Amyotrophic lateral sclerosis (ALS) is a degenerative disorder caused by motor neuron loss. T-cell intracellular antigen-1 (TIA-1), a cytotoxic T lymphocyte granule-associated RNA binding protein, is a key component of stress granules. However, it remains uncertain whether ALS-causing superoxide dismutase-1 (SOD1) toxicity alters the dynamics of stress granules. Thus, through mouse and cell line models, and human cells and tissues, we showed the subcellular location of TIA-1 and its recruitment by stress granules following mutant SOD1-related stimuli. An overexpression of MTSOD1 resulted in increased TIA-1-positive cytoplasmic inclusions in the spinal cord tissue of SOD1G93A transgenic mouse and the SOD1G86S familial ALS patient. Moreover, we demonstrated the stages of ALS-like disease-dependent increase in TIA-1 in the spinal cord of transgenic mice. A similar increase of TIA-1 was found in the spinal cord of the SOD1G86S patient and induced pluripotent stem cell-derived neural stem cells from the SOD1G17S patient. By using immunoprecipitation assays in wild type (WT) human SOD1 (hSOD1) or mutant (MT) hSOD1-transfected motor neuronal cell lines and SOD1G93A transgenic mouse model, we observed that MTSOD1 interacts with TIA-1. In WT or MT hSOD1-transfected HEK293 and NSC-34 cells, the formation of TIA-1-positive stress granules was delayed in MTSOD1 by sodium arsenite treatment. These findings suggest that MTSOD1 could affect the dynamics of stress granules through the abnormal MTSOD1-TIA-1 interaction. Consequently, the resulting pathological TIA-1 may be involved in RNA metabolism found in ALS.

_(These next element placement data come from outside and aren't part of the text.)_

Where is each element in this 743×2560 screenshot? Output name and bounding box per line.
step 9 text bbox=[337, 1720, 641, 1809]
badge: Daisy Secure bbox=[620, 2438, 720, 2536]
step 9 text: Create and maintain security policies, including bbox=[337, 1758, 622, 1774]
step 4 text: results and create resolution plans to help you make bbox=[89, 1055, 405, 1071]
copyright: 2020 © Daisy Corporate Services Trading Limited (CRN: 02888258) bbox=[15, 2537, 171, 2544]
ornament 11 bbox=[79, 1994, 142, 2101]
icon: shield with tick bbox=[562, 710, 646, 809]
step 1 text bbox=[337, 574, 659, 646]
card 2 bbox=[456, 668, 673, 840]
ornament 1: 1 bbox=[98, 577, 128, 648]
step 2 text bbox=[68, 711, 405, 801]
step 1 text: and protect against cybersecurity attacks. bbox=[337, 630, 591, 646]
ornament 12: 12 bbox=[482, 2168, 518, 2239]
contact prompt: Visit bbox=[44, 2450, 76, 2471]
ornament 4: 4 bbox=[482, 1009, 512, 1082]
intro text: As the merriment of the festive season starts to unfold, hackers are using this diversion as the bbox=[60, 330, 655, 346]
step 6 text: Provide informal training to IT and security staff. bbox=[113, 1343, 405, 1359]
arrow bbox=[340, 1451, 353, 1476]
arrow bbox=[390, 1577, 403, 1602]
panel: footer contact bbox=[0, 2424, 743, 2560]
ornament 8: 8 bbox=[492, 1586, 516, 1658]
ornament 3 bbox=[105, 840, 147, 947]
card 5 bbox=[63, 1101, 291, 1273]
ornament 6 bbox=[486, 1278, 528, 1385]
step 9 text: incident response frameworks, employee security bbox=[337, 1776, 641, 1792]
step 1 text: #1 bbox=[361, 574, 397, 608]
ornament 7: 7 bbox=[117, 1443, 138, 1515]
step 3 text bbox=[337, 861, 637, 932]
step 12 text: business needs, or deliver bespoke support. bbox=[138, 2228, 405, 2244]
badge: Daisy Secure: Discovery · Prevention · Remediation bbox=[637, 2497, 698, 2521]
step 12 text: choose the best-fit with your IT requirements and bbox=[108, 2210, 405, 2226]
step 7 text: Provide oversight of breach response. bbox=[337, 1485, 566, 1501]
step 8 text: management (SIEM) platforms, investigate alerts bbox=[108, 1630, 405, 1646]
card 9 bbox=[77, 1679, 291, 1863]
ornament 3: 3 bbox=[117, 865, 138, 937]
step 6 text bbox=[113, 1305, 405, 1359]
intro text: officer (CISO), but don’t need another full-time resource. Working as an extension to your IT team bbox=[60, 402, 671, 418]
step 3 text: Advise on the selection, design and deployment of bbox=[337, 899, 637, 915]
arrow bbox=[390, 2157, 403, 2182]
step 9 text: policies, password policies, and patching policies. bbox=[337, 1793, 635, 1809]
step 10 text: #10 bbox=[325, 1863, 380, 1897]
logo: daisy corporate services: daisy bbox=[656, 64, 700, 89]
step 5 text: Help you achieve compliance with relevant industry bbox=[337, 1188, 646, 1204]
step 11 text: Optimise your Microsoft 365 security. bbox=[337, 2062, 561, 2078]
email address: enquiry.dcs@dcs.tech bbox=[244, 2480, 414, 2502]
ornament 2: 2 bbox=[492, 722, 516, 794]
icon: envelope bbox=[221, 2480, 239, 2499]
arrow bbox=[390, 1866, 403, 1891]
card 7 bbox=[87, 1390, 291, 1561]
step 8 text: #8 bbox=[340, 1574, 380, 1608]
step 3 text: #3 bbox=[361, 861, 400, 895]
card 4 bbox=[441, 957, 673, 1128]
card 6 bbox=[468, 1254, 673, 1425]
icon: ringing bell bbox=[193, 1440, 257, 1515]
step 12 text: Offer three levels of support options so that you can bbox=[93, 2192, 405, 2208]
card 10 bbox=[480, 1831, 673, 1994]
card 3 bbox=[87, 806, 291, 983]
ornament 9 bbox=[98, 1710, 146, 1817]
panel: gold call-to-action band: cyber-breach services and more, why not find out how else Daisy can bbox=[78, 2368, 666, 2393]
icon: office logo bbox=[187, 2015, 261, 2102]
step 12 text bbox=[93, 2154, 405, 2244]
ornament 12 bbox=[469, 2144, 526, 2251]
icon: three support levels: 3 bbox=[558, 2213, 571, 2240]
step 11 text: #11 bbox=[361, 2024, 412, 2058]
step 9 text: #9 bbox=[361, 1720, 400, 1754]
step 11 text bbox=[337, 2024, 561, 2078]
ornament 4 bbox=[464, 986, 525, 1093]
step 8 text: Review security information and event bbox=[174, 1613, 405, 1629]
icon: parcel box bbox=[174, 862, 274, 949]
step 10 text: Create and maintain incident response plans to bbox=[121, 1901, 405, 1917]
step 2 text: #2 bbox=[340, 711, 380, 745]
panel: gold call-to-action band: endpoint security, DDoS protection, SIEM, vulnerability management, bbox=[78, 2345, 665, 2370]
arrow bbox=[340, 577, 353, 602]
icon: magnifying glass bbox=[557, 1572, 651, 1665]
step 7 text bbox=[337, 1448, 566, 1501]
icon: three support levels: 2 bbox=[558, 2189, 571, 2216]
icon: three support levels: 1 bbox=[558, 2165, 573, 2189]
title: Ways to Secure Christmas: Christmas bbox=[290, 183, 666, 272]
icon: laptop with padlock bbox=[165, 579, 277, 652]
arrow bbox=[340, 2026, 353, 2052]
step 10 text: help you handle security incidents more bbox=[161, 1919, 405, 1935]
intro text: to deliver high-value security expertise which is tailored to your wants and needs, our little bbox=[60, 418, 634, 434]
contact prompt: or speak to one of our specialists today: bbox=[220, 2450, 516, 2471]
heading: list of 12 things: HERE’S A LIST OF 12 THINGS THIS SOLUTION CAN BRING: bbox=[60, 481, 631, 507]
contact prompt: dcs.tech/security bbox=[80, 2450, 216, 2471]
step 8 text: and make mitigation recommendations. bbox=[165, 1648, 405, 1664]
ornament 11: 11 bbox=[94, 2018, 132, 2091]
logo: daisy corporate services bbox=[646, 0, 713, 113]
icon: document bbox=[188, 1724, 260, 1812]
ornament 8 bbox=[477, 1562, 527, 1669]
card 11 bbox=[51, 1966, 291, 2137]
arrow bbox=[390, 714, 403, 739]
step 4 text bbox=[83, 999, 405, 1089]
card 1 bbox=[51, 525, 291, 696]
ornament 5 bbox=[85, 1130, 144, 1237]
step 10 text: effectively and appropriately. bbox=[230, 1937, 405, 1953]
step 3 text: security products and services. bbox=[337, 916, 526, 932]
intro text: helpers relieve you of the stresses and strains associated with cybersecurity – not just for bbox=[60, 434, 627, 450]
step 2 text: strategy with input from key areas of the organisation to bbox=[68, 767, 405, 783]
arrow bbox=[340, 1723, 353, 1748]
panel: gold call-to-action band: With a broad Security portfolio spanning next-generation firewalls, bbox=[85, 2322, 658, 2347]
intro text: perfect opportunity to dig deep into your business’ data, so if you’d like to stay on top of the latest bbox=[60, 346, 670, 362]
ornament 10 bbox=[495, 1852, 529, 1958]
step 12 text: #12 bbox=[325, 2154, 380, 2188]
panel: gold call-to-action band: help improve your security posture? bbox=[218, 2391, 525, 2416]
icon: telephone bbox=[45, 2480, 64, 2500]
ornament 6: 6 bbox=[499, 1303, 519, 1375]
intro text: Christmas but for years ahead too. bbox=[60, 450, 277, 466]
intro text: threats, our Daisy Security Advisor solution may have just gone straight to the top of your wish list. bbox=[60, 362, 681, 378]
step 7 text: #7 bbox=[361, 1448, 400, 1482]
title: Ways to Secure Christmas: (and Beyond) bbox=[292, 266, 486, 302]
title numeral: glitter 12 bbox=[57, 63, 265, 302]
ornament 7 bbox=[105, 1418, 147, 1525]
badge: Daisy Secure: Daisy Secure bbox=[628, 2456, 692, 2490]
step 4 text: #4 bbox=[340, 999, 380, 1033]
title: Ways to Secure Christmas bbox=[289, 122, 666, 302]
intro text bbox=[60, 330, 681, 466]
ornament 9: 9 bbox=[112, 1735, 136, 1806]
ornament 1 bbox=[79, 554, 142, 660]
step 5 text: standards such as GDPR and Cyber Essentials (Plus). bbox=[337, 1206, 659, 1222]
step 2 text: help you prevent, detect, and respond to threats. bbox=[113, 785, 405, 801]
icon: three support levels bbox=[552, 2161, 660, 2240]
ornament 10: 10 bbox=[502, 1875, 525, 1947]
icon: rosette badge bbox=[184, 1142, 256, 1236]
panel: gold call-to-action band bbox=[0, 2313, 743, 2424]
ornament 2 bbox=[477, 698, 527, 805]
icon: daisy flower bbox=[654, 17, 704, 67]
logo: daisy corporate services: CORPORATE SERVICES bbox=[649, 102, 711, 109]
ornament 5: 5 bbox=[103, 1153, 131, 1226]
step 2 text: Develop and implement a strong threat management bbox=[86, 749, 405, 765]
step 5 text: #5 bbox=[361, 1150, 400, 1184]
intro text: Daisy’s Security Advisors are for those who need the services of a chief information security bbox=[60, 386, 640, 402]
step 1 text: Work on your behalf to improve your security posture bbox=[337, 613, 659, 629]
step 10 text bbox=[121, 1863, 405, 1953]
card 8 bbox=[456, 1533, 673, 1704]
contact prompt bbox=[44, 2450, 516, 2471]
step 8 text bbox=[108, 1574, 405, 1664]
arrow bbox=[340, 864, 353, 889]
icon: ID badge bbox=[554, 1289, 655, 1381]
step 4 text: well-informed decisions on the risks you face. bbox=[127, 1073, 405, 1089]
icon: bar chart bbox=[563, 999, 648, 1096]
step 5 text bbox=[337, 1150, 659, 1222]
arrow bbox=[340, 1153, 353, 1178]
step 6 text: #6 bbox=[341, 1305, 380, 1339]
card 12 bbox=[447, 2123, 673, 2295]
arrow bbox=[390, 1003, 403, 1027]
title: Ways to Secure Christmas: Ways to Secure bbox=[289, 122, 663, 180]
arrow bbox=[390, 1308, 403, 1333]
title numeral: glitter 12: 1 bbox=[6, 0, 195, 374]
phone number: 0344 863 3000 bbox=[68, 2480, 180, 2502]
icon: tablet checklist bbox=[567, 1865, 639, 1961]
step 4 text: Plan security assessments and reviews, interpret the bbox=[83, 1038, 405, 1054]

肌萎缩性侧索硬化症（ALS）是由运动神经元丢失引起的变性疾病。T细胞细胞内抗原1（TIA-1）是一种与细胞毒性T淋巴细胞颗粒相关的RNA结合蛋白，是应激颗粒的关键成分。但是，尚不清楚致ALS的超氧化物歧化酶-1（SOD1）毒性是否会改变应激颗粒的动力学。因此，通过小鼠和细胞系模型以及人类细胞和组织，我们显示了TIA-1的亚细胞位置及其在突变SOD1相关刺激后通过应激颗粒的募集。MTSOD1的过表达导致SOD1 G93A转基因小鼠和SOD1的脊髓组织中TIA-1阳性胞质内含物增加G86S家族性ALS患者。此外，我们证明了转基因小鼠脊髓中TIA-1的ALS样疾病依赖性增加阶段。TIA-1的类似增加的脊髓发现SOD1 G86S患者和诱导的多能干细胞衍生的神经干细胞从SOD1 G17S患者。通过在野生型（WT）人SOD1（hSOD1）或突变型（MT）hSOD1转染的运动神经元细胞系和SOD1中使用免疫沉淀测定G93A转基因小鼠模型，我们观察到MTSOD1与TIA-1相互作用。在WT或MT hSOD1转染的HEK293和NSC-34细胞中，通过亚砷酸钠处理，MTSOD1中TIA-1阳性应激颗粒的形成被延迟。这些发现表明，MTSOD1可能通过异常的MTSOD1-TIA-1相互作用影响应力颗粒的动力学。因此，最终的病理性TIA-1可能与ALS中发现的RNA代谢有关。